A: Those are key questions. For flu, since we have been doing it for decades, the rules are very clear: A fourfold reduction in hemagglutination inhibition titers [a measure of the level of antibodies against the virus in the blood of vaccinees] suggests you need to change the [vaccine]. But we know that something is very different between the flu and COVID-19. For flu, in a good year with a good strain match, you see about 60% [vaccine] efficacy. Here we see about 95% efficacy. We—the companies, the regulators, everybody—now need to figure out the rules of the game for COVID-19 vaccines. That’s what we’re working through right now.
Q: Do you need additional manufacturing plants to make an adapted vaccine?
A: We have tremendous manufacturing capacity. Our goal for the current vaccine is 2 billion doses in 2021. So, I don’t think it’s a question of having the resources. It’s more a question of choices. If you are going to switch [the vaccine] to a new strain, it means you are going to have to reduce production of the current [vaccine]. There are real decisions to make.
Q: Other vaccinemakers have said changing the mRNA construct to target a new variant can be done in 6 weeks or less. Is that right, in Pfizer’s case?
A: I have been working in pandemic response for a very, very long time. I have learned that what most people say about how fast they can do something—you have to examine those statements very carefully.

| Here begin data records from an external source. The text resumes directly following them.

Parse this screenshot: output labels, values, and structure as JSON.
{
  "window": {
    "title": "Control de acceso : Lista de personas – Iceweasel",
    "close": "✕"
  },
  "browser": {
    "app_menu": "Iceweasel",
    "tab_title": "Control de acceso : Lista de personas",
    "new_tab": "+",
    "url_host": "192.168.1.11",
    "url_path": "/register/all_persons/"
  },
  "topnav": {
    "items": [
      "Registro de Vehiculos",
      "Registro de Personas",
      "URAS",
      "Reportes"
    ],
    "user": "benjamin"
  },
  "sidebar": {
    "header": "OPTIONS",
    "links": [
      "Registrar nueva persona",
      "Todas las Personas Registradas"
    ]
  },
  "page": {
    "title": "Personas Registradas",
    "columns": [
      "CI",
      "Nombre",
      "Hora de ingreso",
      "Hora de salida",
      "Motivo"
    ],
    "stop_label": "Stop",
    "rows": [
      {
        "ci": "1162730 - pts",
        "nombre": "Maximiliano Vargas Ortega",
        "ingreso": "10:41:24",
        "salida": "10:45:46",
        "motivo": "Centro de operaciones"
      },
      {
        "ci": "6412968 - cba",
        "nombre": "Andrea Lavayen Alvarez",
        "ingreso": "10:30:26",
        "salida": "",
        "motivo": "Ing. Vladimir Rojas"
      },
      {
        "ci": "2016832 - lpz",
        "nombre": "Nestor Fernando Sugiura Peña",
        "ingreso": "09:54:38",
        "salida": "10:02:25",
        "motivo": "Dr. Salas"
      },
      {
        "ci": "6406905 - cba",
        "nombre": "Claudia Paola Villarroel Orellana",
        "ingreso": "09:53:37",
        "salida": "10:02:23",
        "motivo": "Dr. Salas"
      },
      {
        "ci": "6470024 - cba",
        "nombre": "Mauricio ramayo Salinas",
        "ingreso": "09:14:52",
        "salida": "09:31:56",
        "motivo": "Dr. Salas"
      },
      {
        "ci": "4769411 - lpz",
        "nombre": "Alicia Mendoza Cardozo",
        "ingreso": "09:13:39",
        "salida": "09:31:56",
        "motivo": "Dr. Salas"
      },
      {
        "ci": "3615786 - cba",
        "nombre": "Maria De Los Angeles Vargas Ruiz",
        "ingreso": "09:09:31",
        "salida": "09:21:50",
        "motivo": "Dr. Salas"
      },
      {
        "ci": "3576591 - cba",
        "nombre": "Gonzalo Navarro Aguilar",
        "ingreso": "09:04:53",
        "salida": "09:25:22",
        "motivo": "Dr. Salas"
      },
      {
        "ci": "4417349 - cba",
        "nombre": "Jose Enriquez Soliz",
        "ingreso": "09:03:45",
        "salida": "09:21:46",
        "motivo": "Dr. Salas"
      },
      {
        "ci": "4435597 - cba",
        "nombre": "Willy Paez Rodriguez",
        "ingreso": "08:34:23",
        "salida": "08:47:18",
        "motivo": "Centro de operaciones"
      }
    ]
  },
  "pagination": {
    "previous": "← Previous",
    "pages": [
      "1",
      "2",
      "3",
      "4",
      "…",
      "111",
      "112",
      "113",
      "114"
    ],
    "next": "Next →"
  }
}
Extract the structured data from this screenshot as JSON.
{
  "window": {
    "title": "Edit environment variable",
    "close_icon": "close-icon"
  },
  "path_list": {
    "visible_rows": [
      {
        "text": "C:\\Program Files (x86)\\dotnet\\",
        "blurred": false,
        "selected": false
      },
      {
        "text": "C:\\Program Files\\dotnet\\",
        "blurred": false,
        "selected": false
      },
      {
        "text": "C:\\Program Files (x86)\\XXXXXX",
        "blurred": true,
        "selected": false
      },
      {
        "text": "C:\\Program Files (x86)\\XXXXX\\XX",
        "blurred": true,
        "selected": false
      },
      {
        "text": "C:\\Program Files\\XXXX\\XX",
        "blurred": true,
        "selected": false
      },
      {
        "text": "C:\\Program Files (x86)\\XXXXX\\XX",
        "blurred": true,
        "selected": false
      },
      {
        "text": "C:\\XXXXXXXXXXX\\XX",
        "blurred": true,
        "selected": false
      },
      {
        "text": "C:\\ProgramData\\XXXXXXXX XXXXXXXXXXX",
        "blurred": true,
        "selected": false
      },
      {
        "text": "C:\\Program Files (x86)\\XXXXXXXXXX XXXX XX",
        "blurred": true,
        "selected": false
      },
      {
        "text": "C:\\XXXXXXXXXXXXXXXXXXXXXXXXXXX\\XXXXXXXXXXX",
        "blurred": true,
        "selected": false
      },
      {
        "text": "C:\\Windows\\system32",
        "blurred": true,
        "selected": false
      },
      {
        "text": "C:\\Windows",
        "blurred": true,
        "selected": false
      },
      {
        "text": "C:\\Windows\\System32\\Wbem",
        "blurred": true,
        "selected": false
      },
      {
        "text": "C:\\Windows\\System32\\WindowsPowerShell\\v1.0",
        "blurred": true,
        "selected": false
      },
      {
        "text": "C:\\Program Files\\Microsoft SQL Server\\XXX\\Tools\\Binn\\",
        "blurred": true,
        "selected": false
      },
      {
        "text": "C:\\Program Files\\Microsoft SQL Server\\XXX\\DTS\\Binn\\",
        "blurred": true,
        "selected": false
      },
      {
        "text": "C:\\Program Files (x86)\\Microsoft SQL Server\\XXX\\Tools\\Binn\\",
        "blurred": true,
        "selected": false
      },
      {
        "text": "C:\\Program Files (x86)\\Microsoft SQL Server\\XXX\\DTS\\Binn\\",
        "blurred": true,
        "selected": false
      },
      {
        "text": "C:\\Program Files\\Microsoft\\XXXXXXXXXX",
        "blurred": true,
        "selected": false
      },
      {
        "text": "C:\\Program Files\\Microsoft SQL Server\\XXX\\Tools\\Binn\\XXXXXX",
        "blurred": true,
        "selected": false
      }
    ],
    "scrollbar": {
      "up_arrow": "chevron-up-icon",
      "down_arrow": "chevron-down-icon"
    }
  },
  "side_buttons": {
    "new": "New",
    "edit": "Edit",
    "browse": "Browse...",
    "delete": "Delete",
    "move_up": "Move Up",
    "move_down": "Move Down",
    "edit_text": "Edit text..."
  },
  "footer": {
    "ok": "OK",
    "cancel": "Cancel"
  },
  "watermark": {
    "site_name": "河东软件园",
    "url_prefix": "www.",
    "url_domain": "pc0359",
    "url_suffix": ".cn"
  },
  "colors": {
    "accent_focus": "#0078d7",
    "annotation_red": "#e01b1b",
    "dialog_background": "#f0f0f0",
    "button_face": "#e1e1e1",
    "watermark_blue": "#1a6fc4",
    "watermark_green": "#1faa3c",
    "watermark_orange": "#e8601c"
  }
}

The part that’s done in the lab, switching one mRNA to another, is very quick. … But the biggest question is what laboratory, animal, or clinical testing you need to do. And of course, an efficacy study would be almost impossible now because you would need to deny vaccine to people in the placebo group.
Q: Would you be interested in doing a human challenge study?
A: Personally, I would not. I think it’s imposing a risk that’s not necessary because we can get the information in other ways. I don’t have an objection to human challenge studies in general—we are doing one right now with respiratory syncytial virus … but we are still learning about all the consequences of COVID-19 disease.